Para raptor bersorak gembira, mengaku belum pernah makan makanan seenak ini. Dulu makan daging naga mentah seperti mengunyah tanah, sekarang benar-benar jadi kenikmatan, mereka pun meminta Bai Yan memanggang lagi.

"Inilah yang dinamakan daging panggang," ujar Bai Yan sambil tersenyum pasrah. Ia pun berpikir, apakah tindakannya ini benar atau salah? Mungkin saja ia malah memanjakan para raptor, tapi setidaknya hasrat berburu mereka jadi semakin bersemangat, itu juga baik.

(Setiap raptor tidak bisa berbicara, Bai Yan berkomunikasi dengan mereka lewat gelombang otak, hanya mengerti makna umumnya saja. Penulis menggunakan gaya penceritaan seperti manusia agar kisahnya hidup dan tidak membosankan. Kalau hanya raungan, cerita takkan bisa berjalan.)

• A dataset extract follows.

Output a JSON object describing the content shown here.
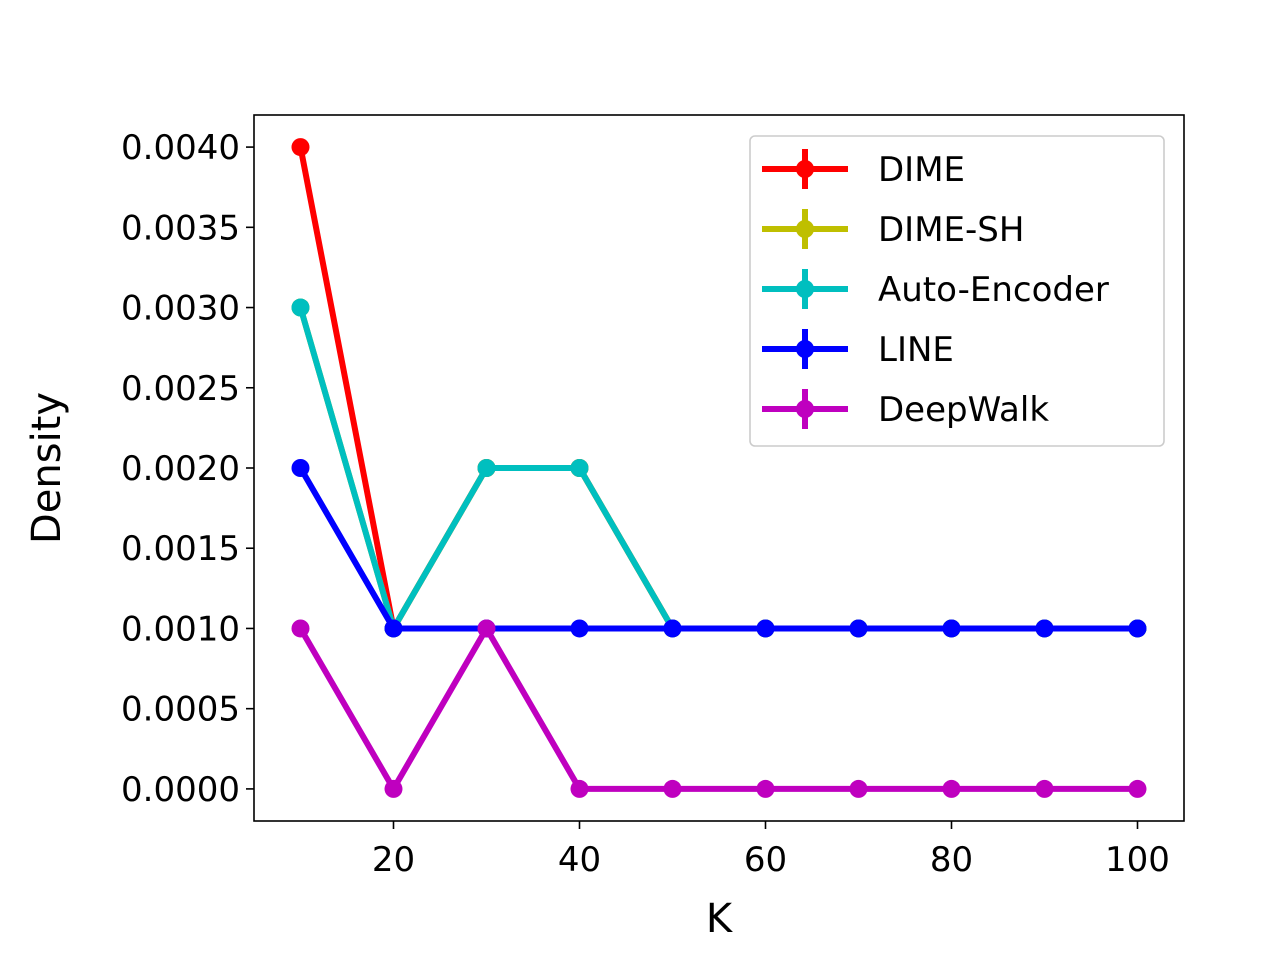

Setelah makan kenyang, Bai Yan berpikir, mungkin sudah saatnya mencoba menangkap Pterosaurus Agung? Setelah beradu kekuatan dengan mereka hari ini, ia sangat iri pada keunggulan mereka di udara.

Lewat gelombang otak, Bai Yan bertanya pada Ibu Naga, "Ibu, kau tahu di mana habitat Pterosaurus Agung?"

"Pterosaurus Agung?" Ibu Naga memiringkan kepala, tampak bingung.

"Eh, maksudku, dinosaurus yang bisa terbang itu."

"Oh, seingatku, mereka biasa tinggal di sekitar gunung berapi. Tapi sebaiknya jangan cari masalah dengan mereka."

"Aku tahu." Bai Yan sadar betapa besarnya perbedaan kekuatan. Sayap Pterosaurus Agung membentang sebelas meter, sangat raksasa. Jika Tyrannosaurus adalah penguasa darat, maka Pterosaurus Agung adalah penguasa langit, keduanya sama-sama sulit dihadapi.

Ternyata dirinya terlalu terburu-buru, berpikir jika bisa terbang, maka bisa mengalahkan Belut Listrik di air—betapa hebatnya. Tapi sekarang, menyerang Pterosaurus Agung tanpa persiapan sama saja dengan bunuh diri.

Belut Listrik aku inginkan, Pterosaurus Agung juga aku inginkan, tetapi keduanya tak bisa didapat bersamaan. Mana yang harus dipilih?

Bai Yan berpikir keras cukup lama, tiba-tiba muncul rencana baru. Mungkin ia bisa memanfaatkan musim kemarau untuk menangkap Belut Listrik.

Di zaman purba, hujan bisa absen berbulan-bulan dan sekalinya turun, sebulan penuh. Banyak makhluk mati kehausan di musim kering. Jika air habis, makhluk air pasti tak bisa bertahan hidup seperti biasa.

Memikirkan ini, Bai Yan merasa rencananya semakin masuk akal, hanya butuh sedikit kesabaran menunggu musim kemarau.

Keesokan harinya, Bai Yan mulai mengerjakan proyek besar: menutup aliran air di hilir dengan tanah, menjebak Belut Listrik di hulu. Di hulu ada air terjun setinggi tujuh meter, Belut Listrik mustahil naik ke atas. Masalah makanan? Ikan dari hulu sering turun, jadi Belut Listrik takkan kelaparan, sama saja dengan dipelihara Bai Yan sendiri.